Buttigieg Gained The Most From Realignment
Here is a table of the initial popular vote vs. the popular vote after non-viable candidates’ supporters realigned. As you can see, Sanders is leading in both counts, but Buttigieg gained the most from realignment. Biden — and really all of the candidates who got less than 15 percent in the initial popular vote — were hurt by the realignment.

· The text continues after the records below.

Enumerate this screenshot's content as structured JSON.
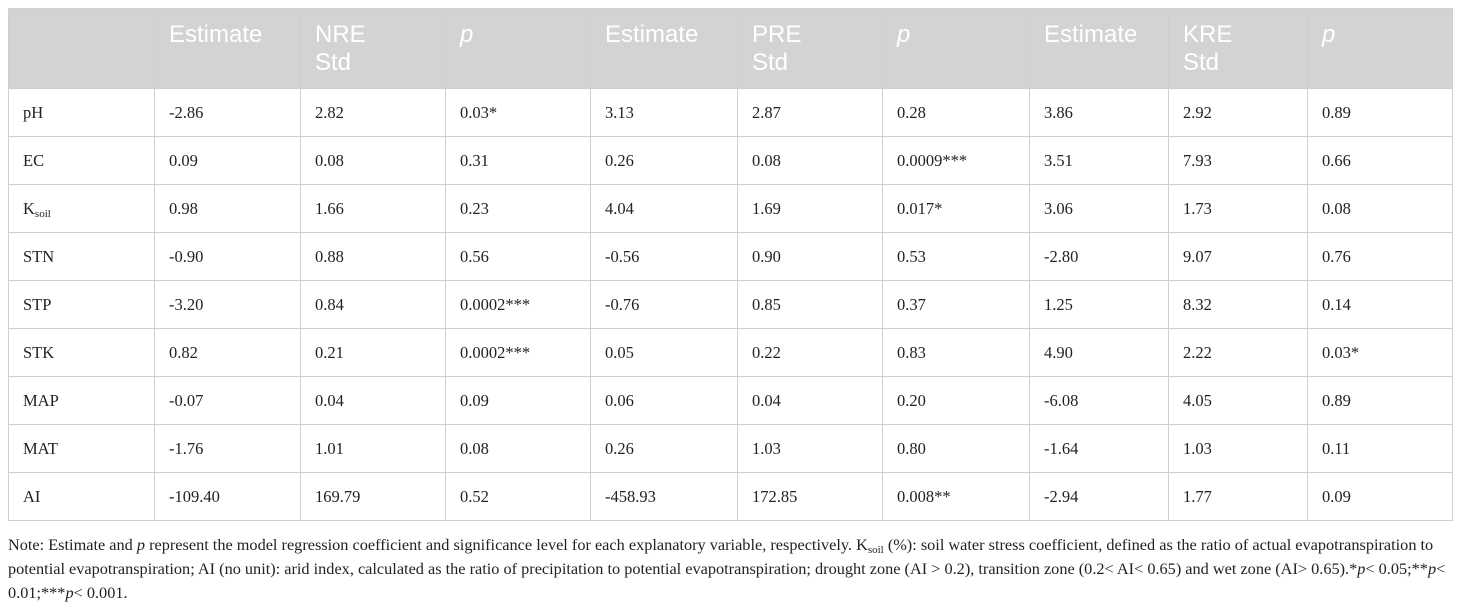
{
  "table": {
    "headers": [
      "",
      "Estimate",
      "NRE\nStd",
      "p",
      "Estimate",
      "PRE\nStd",
      "p",
      "Estimate",
      "KRE\nStd",
      "p"
    ],
    "rows": [
      [
        {
          "text": "pH"
        },
        "-2.86",
        "2.82",
        "0.03*",
        "3.13",
        "2.87",
        "0.28",
        "3.86",
        "2.92",
        "0.89"
      ],
      [
        {
          "text": "EC"
        },
        "0.09",
        "0.08",
        "0.31",
        "0.26",
        "0.08",
        "0.0009***",
        "3.51",
        "7.93",
        "0.66"
      ],
      [
        {
          "text": "K",
          "sub": "soil"
        },
        "0.98",
        "1.66",
        "0.23",
        "4.04",
        "1.69",
        "0.017*",
        "3.06",
        "1.73",
        "0.08"
      ],
      [
        {
          "text": "STN"
        },
        "-0.90",
        "0.88",
        "0.56",
        "-0.56",
        "0.90",
        "0.53",
        "-2.80",
        "9.07",
        "0.76"
      ],
      [
        {
          "text": "STP"
        },
        "-3.20",
        "0.84",
        "0.0002***",
        "-0.76",
        "0.85",
        "0.37",
        "1.25",
        "8.32",
        "0.14"
      ],
      [
        {
          "text": "STK"
        },
        "0.82",
        "0.21",
        "0.0002***",
        "0.05",
        "0.22",
        "0.83",
        "4.90",
        "2.22",
        "0.03*"
      ],
      [
        {
          "text": "MAP"
        },
        "-0.07",
        "0.04",
        "0.09",
        "0.06",
        "0.04",
        "0.20",
        "-6.08",
        "4.05",
        "0.89"
      ],
      [
        {
          "text": "MAT"
        },
        "-1.76",
        "1.01",
        "0.08",
        "0.26",
        "1.03",
        "0.80",
        "-1.64",
        "1.03",
        "0.11"
      ],
      [
        {
          "text": "AI"
        },
        "-109.40",
        "169.79",
        "0.52",
        "-458.93",
        "172.85",
        "0.008**",
        "-2.94",
        "1.77",
        "0.09"
      ]
    ]
  },
  "note": [
    {
      "text": "Note: Estimate and "
    },
    {
      "text": "p",
      "italic": true
    },
    {
      "text": " represent the model regression coefficient and significance level for each explanatory variable, respectively. K"
    },
    {
      "text": "soil",
      "sub": true
    },
    {
      "text": " (%): soil water stress coefficient, defined as the ratio of actual evapotranspiration to potential evapotranspiration; AI (no unit): arid index, calculated as the ratio of precipitation to potential evapotranspiration; drought zone (AI > 0.2), transition zone (0.2< AI< 0.65) and wet zone (AI> 0.65).*"
    },
    {
      "text": "p",
      "italic": true
    },
    {
      "text": "< 0.05;**"
    },
    {
      "text": "p",
      "italic": true
    },
    {
      "text": "< 0.01;***"
    },
    {
      "text": "p",
      "italic": true
    },
    {
      "text": "< 0.001."
    }
  ]
}
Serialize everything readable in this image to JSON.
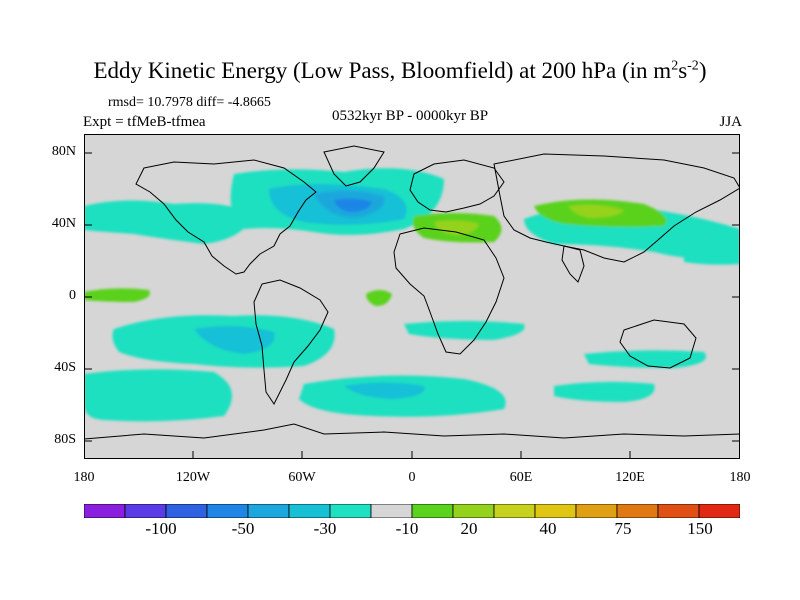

How Iowa’s votes have changed from one stage to the next
As of 5:01 p.m., 62 percent of precincts reporting
| CANDIDATE | FIRST ALIGNMENT | FINAL ALIGNMENT | CHANGE |
|---|---|---|---|
| Sanders | 24.5% | 26.3% | +1.8 |
| Buttigieg | 21.4 | 25.1 | +3.7 |
| Warren | 18.8 | 20.7 | +1.9 |
| Biden | 14.6 | 13.2 | -1.4 |
| Klobuchar | 12.7 | 12.4 | -0.3 |
| Yang | 5.2 | 1.0 | -4.2 |
| Steyer | 1.7 | 0.2 | -1.5 |
| Gabbard | 0.2 | 0.0 | -0.2 |
| Bloomberg | 0.1 | 0.0 | -0.1 |
| Patrick | 0.0 | 0.0 | +0.0 |
| Bennet | 0.1 | 0.0 | -0.1 |
| Delaney | 0.0 | 0.0 | +0.0 |
This is just my impression, but I feel like people take second-day coverage differently — and as more final — than night-of coverage, Galen.